Gazze’den ayrılmak beni değiştirdi. Artık tamamen farklı bir insanım. Oradaki insanlar gerçekten dış dünyada neler olup bittiğini bilmiyorlar. Medyaya, filmlere, kitaplara maruz kalsalar da bu yeterli değil. Gazze’de yabancı yok, bu yüzden onlarla sadece internet üzerinden konuşma fırsatım oldu. Artık daha açığım, dünyaya açığım, farklı kültürlere açığım. Özgür hissediyorum. Gazze’de sadece kuşatma altında değiliz, aynı zamanda toplum da size çok baskı yapıyor – sizi yargılamak, sizden bahsetmek için.
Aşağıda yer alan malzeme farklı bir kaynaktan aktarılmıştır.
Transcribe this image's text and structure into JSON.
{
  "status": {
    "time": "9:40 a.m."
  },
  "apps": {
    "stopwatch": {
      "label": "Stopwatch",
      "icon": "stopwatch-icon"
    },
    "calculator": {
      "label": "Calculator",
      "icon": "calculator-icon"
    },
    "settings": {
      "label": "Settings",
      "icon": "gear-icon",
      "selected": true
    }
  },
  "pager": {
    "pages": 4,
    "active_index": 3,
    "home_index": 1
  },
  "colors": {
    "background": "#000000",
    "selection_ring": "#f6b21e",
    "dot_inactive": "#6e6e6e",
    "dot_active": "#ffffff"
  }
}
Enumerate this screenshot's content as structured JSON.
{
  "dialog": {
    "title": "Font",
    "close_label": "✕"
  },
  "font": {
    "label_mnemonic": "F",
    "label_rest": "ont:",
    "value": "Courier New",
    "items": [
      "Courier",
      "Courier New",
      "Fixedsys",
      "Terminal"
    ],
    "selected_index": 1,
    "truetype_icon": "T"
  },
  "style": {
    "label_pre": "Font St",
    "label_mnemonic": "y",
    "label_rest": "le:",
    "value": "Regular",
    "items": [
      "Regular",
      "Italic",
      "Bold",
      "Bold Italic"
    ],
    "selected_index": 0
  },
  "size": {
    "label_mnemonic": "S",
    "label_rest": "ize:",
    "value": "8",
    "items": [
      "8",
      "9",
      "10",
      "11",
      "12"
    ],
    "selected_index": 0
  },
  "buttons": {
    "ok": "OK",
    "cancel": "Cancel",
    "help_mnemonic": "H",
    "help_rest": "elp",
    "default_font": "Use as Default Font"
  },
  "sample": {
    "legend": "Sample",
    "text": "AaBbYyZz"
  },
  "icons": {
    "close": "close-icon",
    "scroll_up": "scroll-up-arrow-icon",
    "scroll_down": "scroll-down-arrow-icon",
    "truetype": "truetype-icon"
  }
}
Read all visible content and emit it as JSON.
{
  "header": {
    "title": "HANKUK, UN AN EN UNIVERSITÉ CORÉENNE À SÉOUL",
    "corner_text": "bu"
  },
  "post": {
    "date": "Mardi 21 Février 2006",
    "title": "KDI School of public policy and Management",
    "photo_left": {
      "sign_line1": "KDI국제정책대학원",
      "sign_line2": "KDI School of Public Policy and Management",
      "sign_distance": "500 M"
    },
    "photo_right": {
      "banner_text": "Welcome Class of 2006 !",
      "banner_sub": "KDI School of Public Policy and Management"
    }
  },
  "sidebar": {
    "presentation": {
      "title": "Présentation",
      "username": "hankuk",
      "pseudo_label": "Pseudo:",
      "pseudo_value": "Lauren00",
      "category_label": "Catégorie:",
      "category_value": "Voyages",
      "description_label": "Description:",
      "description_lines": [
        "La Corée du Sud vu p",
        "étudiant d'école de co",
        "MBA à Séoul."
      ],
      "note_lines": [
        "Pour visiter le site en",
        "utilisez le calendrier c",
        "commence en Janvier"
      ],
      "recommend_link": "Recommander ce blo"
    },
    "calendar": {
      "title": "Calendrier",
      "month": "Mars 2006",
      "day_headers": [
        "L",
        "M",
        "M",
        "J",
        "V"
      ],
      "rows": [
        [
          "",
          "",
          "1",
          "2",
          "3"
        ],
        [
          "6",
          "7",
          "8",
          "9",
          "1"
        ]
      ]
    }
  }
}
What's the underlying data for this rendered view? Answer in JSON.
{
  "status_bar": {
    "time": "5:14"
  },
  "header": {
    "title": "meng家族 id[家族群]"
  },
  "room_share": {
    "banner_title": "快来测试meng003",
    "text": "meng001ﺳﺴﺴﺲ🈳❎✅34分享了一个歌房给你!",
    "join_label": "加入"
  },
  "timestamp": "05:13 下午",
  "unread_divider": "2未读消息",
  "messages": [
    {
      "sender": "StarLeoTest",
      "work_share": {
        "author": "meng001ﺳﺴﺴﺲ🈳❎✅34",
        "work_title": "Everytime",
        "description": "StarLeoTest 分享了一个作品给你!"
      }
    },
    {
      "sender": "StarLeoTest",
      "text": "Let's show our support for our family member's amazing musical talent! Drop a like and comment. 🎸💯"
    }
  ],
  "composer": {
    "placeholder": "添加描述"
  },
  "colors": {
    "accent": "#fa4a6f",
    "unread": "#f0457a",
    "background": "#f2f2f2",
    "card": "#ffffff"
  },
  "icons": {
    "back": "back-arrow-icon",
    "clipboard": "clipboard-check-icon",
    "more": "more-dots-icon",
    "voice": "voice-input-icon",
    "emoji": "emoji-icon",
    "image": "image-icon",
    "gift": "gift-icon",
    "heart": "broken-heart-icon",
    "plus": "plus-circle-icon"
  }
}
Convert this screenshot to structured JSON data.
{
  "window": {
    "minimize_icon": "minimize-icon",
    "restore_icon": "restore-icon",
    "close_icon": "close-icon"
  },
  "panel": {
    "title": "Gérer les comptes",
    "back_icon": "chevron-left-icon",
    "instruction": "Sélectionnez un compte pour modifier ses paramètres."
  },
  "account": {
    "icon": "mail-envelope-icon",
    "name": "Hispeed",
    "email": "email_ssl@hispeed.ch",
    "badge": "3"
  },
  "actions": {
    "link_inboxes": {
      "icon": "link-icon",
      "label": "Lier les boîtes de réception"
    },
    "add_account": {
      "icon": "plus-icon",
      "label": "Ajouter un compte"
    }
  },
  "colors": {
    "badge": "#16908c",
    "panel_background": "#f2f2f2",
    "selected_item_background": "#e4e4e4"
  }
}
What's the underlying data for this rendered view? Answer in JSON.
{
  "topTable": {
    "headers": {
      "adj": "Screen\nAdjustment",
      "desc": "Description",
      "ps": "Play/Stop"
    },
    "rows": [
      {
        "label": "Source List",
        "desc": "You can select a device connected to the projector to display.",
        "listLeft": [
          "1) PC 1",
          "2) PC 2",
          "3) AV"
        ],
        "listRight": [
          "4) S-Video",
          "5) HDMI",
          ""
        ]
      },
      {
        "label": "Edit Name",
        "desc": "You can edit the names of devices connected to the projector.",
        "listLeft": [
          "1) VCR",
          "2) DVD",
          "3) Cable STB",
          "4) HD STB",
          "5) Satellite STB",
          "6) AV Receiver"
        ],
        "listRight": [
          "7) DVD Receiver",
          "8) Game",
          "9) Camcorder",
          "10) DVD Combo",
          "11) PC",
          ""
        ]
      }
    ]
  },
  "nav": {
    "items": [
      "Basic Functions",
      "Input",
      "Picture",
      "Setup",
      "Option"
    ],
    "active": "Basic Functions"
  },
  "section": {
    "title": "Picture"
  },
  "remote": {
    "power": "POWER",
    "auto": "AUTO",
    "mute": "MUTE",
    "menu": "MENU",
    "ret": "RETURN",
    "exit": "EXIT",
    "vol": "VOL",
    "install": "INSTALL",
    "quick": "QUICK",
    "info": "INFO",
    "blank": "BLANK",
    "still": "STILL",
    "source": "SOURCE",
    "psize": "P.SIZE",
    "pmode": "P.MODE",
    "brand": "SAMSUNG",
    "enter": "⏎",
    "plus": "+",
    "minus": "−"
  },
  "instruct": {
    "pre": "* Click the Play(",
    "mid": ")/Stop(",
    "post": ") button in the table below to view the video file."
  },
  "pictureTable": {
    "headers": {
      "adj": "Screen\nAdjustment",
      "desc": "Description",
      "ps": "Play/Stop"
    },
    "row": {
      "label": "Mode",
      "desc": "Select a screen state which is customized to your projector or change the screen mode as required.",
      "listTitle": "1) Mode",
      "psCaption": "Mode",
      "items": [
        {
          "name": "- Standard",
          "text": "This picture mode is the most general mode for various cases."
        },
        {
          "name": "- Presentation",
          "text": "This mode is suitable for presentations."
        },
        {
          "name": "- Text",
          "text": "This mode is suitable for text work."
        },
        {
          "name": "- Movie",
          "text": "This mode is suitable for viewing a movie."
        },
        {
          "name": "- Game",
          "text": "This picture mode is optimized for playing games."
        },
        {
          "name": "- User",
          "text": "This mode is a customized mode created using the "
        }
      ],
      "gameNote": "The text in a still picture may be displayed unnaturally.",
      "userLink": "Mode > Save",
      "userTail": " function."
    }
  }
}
Derecemi bu yıl bitirdim ve çatışma yönetimi alanında yüksek lisans eğitimi almakla ilgileniyorum. Ailemi geride bıraktığım için kendimi suçlu hissediyorum. Gazze’ye yapılan her saldırıda öldürülmelerinden korkuyorum. Gitme isteğime destek olan dedem öldüğünde orada olamadım. Geçen yıl hava saldırıları sırasında Gazze’ye geri dönmek istedim. Türkiye’de olup haberlerde izlemektense ailemle birlikte ölmeyi yeğlerim sanıyordum.

Her zaman bir fedakarlık olduğunu öğrendim. Ailemle birlikte olmayı geleceğim için mi feda ediyorum yoksa geleceğimi ailem ve arkadaşlarım için mi feda ediyorum? Kalbimden çok aklımı dinliyorum. Annemle her gün konuşuyorum ve ne zaman döneceğimi soruyor. Ona Gazze’de bir geleceğim olsaydı geleceğimi söylerim. Ama bir daha ayrılamayacağım.